Dace have spread their fins
They’re an interesting fish with an interesting back story. They’re not native to Ireland but, unlike most of our introduced species of freshwater fish, we actually have a lot of information about when and where they arrived and how they spread around the country.
In 1889 a party of English anglers used the mail boat and the newly built railway through Cappoquin to go on a pike fishing holiday on the Munster Blackwater. The speed of the new steam transport system allowed them to bring small, live fish with them from England to use as baits for the predatory pike — this is an illegal method today but it wasn’t at that time. Among the small fish were dace and roach, neither of which had been seen in Ireland before. At the end of their holiday they tipped the left-over baits into the river, where both species thrived.
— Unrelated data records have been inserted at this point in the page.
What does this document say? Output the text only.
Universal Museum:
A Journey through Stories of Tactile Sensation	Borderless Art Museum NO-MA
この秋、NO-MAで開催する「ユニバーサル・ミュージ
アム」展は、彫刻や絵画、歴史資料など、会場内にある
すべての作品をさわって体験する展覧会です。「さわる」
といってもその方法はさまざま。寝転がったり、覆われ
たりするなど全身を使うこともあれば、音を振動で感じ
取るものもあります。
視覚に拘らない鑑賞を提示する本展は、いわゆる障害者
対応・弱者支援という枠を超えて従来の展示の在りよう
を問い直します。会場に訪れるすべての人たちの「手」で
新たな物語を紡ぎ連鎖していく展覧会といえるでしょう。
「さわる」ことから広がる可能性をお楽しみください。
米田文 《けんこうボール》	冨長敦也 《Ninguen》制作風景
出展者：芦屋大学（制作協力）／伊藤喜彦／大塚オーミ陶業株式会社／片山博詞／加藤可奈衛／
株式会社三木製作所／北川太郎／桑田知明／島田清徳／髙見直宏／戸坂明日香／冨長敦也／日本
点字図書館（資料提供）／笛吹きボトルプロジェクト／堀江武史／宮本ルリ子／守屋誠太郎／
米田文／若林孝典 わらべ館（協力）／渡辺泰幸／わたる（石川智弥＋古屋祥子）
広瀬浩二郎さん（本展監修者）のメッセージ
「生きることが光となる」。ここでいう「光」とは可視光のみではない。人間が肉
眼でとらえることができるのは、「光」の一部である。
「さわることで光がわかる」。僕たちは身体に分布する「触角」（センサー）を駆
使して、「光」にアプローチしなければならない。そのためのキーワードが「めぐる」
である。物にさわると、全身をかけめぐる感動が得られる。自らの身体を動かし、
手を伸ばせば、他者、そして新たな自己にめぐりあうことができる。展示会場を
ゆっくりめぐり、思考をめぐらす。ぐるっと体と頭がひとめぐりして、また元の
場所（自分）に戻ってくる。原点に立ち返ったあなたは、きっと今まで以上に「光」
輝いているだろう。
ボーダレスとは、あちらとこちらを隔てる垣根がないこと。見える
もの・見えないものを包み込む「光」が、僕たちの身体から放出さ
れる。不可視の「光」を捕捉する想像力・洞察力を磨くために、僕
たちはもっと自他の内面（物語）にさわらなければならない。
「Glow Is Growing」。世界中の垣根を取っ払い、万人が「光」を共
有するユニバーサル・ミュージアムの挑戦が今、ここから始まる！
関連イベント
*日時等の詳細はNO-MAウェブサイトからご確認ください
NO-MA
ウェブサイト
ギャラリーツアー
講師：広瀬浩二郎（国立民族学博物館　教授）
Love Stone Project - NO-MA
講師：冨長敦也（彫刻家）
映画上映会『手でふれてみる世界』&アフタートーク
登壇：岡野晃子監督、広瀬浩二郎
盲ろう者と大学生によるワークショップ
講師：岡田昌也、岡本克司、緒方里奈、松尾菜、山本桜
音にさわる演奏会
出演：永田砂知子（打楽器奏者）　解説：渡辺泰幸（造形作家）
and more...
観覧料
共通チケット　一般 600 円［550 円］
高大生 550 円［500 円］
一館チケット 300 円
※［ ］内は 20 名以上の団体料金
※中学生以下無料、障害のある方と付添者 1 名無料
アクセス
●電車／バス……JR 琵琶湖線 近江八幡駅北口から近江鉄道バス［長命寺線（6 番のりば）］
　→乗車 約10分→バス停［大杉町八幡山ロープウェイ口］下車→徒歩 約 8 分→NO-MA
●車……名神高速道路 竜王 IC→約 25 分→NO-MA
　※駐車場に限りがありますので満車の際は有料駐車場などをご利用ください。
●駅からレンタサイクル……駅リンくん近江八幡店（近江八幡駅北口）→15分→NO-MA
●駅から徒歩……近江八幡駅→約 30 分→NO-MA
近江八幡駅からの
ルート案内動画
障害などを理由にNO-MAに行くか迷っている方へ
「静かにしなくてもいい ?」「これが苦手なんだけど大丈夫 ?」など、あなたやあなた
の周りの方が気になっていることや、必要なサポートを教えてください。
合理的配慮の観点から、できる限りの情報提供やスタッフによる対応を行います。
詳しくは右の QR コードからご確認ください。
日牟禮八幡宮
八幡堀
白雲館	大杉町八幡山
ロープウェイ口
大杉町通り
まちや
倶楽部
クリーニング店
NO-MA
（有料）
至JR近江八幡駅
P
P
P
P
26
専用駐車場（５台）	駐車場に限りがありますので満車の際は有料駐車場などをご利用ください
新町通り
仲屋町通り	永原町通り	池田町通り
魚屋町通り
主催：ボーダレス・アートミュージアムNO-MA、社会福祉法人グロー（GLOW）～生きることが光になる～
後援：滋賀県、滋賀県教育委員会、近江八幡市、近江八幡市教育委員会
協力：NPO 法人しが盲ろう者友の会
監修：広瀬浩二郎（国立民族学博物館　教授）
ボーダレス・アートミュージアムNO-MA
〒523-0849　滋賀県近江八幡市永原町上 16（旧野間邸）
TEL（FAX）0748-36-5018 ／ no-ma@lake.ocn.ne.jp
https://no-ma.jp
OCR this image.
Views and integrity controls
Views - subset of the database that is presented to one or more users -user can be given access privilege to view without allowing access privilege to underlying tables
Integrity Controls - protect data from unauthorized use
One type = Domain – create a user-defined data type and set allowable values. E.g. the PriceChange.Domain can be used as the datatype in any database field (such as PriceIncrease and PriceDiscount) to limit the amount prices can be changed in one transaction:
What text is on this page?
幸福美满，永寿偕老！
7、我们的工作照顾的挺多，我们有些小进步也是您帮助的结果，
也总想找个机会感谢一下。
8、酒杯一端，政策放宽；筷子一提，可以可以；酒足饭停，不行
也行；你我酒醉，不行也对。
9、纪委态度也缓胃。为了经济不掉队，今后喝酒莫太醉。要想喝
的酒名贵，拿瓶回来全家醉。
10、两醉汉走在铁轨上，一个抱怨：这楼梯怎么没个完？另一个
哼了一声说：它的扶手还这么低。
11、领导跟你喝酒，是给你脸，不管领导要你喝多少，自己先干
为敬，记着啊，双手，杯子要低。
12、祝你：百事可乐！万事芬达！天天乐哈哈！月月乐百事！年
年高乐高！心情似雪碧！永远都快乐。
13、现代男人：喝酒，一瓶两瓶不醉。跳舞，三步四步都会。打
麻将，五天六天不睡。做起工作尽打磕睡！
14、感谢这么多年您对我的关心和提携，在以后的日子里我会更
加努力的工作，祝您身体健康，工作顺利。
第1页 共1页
For decades roach and dace were confined to the Blackwater and its tributaries. The roach were the first to escape. Of course, they didn’t manage this on their own. They were transported to the new waters by coarse anglers, which is completely illegal. And they proliferated. Today, fifty or sixty years after the first illegal stockings, they are abundant in at least eighty percent of suitable freshwater habitat in the thirty-two counties.
Dace are a smaller fish and not quite so popular as a coarse angling quarry so they remained confined to the Blackwater until the early 1990s. Then they started to appear in widely scattered locations around the country — a small river system in Co Clare that drains into the Shannon estuary, the Lower Shannon itself in the Limerick area, and the rivers Nore and Barrow in the south-east. There are anecdotal reports of them from a number of other rivers but most of these have not yet been verified by fishery biologists.
The reaction to this has been mixed. Coarse fishermen who fish for pleasure and match fishermen have generally welcomed them because, although they’re not large, they tend to be plentiful and relatively easy to catch. Pike and perch anglers are also quite pleased because dace provide an ample source of food for these predators. But the fishery authorities have labelled them invasive aliens and game anglers tend to dislike them because they believe, probably with some justification, that they compete with trout and salmon parr for limited food resources.
I’m not going to get involved in that row. All I will say is that I’ve fished the Barrow all my life, on and off, for game fish, predators and general coarse fish. In recent years the arrival of the dace has added a new dimension to this fishing. I really enjoy long trotting a float down a briskly flowing stretch of river.